But, echoing Yoda, if prairie is to exist, burn you must.
So, ProfessorRoush, surely you exaggerate? No, I'm afraid I don't. While driving down the road this weekend, I took just a few pictures to illustrate the point. In anticipation of the gnashing of teeth and wails about air quality loss, I'd like to make sure all my readers understand what will result from a complete ban on burning of the prairies. If you don't burn the prairie, after three years or so, you get a view that looks like this:
I've referred before to the colonization of the unburned prairie by Red Cedar (Juniperus virginiana). Red Cedars are dense, slow-growing evergreens that are native to the MidWest and they are quite simply fatal for the prairie grasses and forbs who cannot exist at their dry, sunless feet. Underneath a stand of cedar trees in the Flint Hills is a barren ecosystem; bare, arid dirt without the slightest hint of herbaceous plant or moss. Perhaps there will be a scattering of needles, which themselves raise the pH of the soil, making it more alkaline and the nutrients less available for plants.
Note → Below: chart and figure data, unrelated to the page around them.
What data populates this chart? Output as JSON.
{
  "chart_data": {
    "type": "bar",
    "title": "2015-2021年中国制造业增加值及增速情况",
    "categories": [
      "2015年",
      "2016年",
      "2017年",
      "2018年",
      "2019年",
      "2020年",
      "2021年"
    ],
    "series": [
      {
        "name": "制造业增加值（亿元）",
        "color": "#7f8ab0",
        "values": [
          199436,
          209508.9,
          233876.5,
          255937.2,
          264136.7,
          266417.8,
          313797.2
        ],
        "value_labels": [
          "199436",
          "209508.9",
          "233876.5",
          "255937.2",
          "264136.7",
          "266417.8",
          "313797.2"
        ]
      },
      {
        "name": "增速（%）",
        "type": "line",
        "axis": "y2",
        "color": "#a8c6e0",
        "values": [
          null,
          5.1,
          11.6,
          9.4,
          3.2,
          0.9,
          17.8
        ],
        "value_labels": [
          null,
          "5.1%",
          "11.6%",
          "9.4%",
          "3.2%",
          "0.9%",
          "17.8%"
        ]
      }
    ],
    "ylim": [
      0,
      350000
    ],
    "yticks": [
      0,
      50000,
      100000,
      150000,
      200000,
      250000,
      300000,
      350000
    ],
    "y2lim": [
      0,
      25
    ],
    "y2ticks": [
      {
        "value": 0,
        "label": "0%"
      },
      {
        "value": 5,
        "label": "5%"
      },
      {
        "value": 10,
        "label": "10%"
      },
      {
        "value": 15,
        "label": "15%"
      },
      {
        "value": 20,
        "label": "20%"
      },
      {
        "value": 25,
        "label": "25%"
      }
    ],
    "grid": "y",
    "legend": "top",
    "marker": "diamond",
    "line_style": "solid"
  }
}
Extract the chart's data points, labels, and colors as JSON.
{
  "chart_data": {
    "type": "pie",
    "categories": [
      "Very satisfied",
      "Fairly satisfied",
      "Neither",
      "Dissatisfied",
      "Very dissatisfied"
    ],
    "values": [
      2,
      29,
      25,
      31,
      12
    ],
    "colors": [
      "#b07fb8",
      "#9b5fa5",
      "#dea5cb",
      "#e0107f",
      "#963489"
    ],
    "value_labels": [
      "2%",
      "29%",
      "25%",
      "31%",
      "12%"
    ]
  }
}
The Red Cedar has been found to reduce the nitrogen available in prairie soils and, more importantly for those who hope to store excess CO2 from industrialization as soil-bound carbon, have also been found to reduce the carbon content of the soil, in contrast to the deep-rooted grasses that they outcompete.
In ten years without burning, it looks like this, an impenetrable thicket of stiff, worthless weed trees.
If these were California Redwoods, beautiful and pristine, or some useful tree species to man or animals, I might feel differently. But even when they're allowed to grow with plenty of space around them, Red Cedars often aren't very pretty or useful. The lower branches get singed by burns or die off one by one, and sometimes you're just left with a naked trunk and branches, bleached white by the sun, which stand alone for decades before the rot-resistant wood succumbs to wind or weather. And then it lies on the ground for another decade unless removed by man.
So please remember, when you're complaining that the air is a little hazy or smells a little burnt this April, there really is no alternative to burning if we want to keep a prairie.